God has put in my heart, a passion to work with children and adults with disabilities.  It’s my life-long passion ever since in my mid twenties I started this path, working in the disability field.  When I arrived in California, I thought I have to put my dream and passion aside to focus on my marriage and family. And that was what I did, for the last two and a half years. As some of you knew from my previous sharing, that in May 2010, I finally obtained my permanent residency in United States.  I was so excited that I could finally get some form of work in California.  Due to the economic situation in United States at present, getting a full-time job is not easy.  I decided to enter into the job market slowly for example, through becoming a volunteer for an organization. I finally decided to do volunteer work for EPU (Exceptional Parents Unlimted).  The deciding factors were firstly, the location (within walking distance),  secondly,  EPU provides services for children with disabilities under 3 from professionals such as teachers to various therapies.  An environment in which I was closely familiar to. Thirdly, EPU is a great organization to get involved in.  So, shortly after I received my permanent residency, I applied to become a volunteer worker with EPU.

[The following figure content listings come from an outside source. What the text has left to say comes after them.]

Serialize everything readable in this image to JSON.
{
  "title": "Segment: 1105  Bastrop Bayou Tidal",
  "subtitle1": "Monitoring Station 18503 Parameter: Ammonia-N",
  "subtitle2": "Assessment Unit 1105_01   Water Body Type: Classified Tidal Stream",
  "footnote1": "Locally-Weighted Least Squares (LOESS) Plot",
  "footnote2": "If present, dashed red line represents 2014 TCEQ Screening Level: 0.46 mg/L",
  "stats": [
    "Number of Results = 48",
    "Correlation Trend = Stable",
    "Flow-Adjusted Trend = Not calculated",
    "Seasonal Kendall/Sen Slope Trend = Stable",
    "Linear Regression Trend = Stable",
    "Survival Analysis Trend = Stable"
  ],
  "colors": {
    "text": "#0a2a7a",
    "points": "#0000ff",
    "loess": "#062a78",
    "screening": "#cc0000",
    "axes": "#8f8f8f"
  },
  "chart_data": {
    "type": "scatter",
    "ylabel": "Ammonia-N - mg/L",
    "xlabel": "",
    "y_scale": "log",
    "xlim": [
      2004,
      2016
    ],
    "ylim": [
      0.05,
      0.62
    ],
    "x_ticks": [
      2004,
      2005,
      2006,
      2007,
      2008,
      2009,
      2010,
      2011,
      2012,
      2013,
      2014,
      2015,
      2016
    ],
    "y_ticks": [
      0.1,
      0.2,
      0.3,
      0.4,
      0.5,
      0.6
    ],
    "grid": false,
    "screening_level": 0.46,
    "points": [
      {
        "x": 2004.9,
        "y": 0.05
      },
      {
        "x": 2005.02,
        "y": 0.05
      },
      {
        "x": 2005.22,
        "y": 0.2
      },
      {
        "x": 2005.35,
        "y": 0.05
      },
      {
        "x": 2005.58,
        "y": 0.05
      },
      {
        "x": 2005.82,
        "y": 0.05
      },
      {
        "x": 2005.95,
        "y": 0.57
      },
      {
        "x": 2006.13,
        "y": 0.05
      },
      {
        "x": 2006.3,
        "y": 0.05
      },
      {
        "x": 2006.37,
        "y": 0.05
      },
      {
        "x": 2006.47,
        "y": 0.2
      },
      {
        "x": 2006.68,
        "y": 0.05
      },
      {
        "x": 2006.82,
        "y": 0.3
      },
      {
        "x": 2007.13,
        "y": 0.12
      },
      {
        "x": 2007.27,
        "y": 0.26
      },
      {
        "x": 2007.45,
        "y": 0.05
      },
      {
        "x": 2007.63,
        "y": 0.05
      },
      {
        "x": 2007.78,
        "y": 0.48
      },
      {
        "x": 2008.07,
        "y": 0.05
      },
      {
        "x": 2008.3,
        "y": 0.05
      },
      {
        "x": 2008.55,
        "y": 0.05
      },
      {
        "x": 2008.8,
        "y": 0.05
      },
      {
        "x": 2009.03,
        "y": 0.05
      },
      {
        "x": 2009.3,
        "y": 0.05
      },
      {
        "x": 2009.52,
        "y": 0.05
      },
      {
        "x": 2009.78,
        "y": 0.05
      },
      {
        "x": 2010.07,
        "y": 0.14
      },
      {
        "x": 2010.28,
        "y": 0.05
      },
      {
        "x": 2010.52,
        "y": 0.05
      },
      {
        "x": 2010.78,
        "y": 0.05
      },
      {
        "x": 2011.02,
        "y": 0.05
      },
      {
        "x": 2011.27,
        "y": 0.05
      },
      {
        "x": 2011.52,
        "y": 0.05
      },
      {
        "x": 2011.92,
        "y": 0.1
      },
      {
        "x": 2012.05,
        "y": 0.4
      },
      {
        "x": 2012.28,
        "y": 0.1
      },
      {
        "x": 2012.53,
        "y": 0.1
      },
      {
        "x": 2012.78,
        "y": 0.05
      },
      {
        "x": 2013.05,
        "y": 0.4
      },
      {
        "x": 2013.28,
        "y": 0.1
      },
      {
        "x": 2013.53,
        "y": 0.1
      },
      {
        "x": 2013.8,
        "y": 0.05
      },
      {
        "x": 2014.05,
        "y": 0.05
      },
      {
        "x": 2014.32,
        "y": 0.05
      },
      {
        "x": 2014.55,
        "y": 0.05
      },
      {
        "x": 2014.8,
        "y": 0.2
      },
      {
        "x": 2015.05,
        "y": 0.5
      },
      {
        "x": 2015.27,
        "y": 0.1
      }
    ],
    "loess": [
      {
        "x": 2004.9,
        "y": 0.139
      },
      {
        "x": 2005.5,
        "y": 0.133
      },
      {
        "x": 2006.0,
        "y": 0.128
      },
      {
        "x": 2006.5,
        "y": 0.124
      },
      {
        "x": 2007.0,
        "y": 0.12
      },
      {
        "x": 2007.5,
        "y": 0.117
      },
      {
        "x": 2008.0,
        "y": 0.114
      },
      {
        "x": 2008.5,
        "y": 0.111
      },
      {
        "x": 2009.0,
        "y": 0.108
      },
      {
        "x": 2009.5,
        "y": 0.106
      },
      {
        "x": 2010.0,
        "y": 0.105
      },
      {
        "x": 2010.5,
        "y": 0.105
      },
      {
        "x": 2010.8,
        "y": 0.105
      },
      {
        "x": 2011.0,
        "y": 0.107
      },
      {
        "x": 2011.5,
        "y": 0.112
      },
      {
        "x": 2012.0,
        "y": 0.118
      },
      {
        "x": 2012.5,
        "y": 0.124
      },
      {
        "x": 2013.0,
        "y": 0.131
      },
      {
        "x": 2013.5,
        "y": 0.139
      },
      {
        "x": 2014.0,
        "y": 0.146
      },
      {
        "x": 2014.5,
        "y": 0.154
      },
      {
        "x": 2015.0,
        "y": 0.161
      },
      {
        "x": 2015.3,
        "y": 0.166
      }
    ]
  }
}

The initial process went well. I was called in for an interview with the program co-ordinator as well as the department head.  I thought the interview went really well with them.  I was assigned to carry out a finger printing check by the Department of Justice.  I was told that this process would take 2 weeks to accomplish but, due to some unknown delay, took me months of waiting before it finally came to pass. In the midst of this waiting time, in my mind, I really thought this door was completely closed. God kept this door open but, I have to learn to wait and trust His timing would be the best.  It was a tough lesson to learn.

Is God cruel when He teaches us to wait upon Him? Sometimes, it seems so.. but I believe He must have a good reason to make us go through it in His silence. Now I can give praise to God.  Every tuesdays and thursdays, I spent my mornings from 9.30 – 11.30 at EPU playing with the kids and totally loves it for the last 3 month now. It’s an awesome dream comes true for me.

Last Thanksgiving was a very special one for both Dan and me as God taught us how to trust completely in Him again. Through this retreat, God dealt with us individually concerning our personal time with Him and our struggles we have had because of the unknown future before us. We had a great time of learning, and fellow-shipping with brothers and sisters in Christ. One awesome  surprise I received from our Father in Heaven at the retreat happened in the morning before we set our heart to return home.  I have had dreams of seeing snow fall. And have often in my heart desires to see and feel what it is like having snow falling around me. I woke up at 5.30am that morning, went to the window and saw no snow as predicted. Disappointed I returned to bed. I finally woke up at 7am, went to the window, peeped through the blinds and to my amazement, I saw light snow falling.  Apparently, I was not the only one excited about the snow fall. We had a great morning taking photos.  It was a great joy for everyone at the retreat.

Even though this time of waiting was tough. We saw God’s blessings in the midst of it all. I believe sometimes God chooses to remain silent for  a while to teach us to rely on Him totally.  That we may grow in our faith and master perseverance.